Bagdad convoque l’ambassadeur d’Arabie saoudite pour «ingérence»
Le ministère irakien des Affaires étrangères a convoqué dimanche l'ambassadeur d'Arabie saoudite à Bagdad pour protester contre l'«ingérence» de ce dernier dans les affaires intérieures du pays. Thamer Al-Sabhan avait tenu des propos critiquant les forces de la mobilisation populaire en Irak engagées contre «Daech».
Le ministère des Affaires étrangères a convoqué Thamer Al-Sabhan, premier ambassadeur saoudien en Irak depuis un quart de
siècle, «afin de lui notifier une protestation officielle pour des déclarations dans les médias qui représentent une ingérence dans les affaires intérieures de l'Irak», a-t-il annoncé dans un communiqué. Dans un entretien à la chaîne satellitaire irakienne Al-Sumaria, Thamer Al-Sabhan a déclaré que les forces des Hached al-Chaabi (Unités de mobilisation populaire), devraient se retirer des opérations militaires contre le groupe terroriste.
«Les comités Hached al-Chaabi combattent le terrorisme et défendent la souveraineté de notre pays, ils opèrent sous l'égide et sous le commandement du commandant en chef des forces armées», lui répond le ministère irakien des Affaires étrangères.
Une ingérence flagrante
Un peu plus tôt dimanche, des parlementaires irakiens ont exprimé leur colère contre l'ambassadeur saoudien, certains réclamant son expulsion. «Les propos de l'ambassadeur saoudien témoignent d'une nette hostilité et d'une ingérence flagrante dans les affaires irakiennes», a affirmé dans un communiqué le chef de la liste parlementaire du parti Dawa, au pouvoir, Khalaf Abdulsamad, considérant «ses remarques (sur) les Hached Al-Chaabi» comme «un affront de taille».
Le ministère des Affaires étrangères doit «préserver la dignité de l'Etat irakien, convoquer l'ambassadeur et l'expulser d'Irak», avait-il réclamé. De son côté, le porte-parole des Hached al-Chaabi, Ahmed al-Assadi, a décrit M. Sabhan comme l'«ambassadeur d'un Etat soutenant le terrorisme», appelant les autorités irakiennes à l'expulser et «le punir pour ses déclarations».

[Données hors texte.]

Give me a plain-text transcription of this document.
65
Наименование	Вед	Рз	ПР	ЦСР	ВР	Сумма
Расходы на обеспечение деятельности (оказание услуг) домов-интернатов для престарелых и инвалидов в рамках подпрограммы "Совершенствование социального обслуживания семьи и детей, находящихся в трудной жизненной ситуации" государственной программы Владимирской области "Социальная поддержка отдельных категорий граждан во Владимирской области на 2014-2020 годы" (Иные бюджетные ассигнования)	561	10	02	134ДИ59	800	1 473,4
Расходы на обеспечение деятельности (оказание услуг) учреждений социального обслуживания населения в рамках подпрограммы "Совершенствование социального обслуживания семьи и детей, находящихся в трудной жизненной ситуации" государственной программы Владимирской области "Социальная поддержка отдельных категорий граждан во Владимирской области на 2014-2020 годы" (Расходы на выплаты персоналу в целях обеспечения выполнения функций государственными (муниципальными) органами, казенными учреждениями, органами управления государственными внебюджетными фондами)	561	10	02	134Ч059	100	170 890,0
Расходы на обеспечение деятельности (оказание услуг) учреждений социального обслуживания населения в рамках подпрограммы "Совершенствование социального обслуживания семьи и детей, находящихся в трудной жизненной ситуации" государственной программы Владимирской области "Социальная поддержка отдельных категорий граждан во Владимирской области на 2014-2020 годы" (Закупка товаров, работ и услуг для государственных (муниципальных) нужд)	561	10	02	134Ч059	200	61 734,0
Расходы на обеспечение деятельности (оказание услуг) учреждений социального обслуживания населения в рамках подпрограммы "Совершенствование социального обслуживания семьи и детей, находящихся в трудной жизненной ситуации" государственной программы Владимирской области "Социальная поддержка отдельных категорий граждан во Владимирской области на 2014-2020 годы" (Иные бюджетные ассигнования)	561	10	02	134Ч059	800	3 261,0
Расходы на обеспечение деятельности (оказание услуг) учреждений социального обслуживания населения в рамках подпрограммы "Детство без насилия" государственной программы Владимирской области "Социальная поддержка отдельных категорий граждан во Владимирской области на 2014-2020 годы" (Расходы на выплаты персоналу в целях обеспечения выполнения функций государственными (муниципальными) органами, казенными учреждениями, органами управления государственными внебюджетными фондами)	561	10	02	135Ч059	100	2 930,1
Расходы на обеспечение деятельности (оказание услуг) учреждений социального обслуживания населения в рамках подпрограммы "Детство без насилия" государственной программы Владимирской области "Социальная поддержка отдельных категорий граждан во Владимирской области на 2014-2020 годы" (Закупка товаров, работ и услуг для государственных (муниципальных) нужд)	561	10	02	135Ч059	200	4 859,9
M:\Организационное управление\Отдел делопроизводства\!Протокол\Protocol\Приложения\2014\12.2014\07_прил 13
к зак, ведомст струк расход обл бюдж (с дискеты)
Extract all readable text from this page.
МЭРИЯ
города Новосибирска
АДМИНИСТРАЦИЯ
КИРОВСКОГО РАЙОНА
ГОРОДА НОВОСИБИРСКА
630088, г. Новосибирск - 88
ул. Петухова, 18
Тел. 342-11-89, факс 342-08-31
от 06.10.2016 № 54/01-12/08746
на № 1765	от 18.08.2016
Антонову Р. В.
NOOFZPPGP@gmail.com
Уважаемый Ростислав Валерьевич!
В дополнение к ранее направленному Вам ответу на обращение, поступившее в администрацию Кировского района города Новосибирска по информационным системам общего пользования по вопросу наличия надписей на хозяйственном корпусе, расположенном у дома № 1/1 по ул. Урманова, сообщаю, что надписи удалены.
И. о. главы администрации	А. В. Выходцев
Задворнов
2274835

«Cette ingérence dans les Hached al-Chaabi (...), ça ne le regarde pas. Il doit respecter les usages diplomatiques», a réagi Khalid al Assadi, membre de la commission parlementaire des Affaires étrangères.
«Si de telles ingérences devaient se répéter, il y aurait des appels pour déclarer l'ambassadeur persona non grata et demander au roi d'Arabie saoudite de le remplacer», a-t-il poursuivi.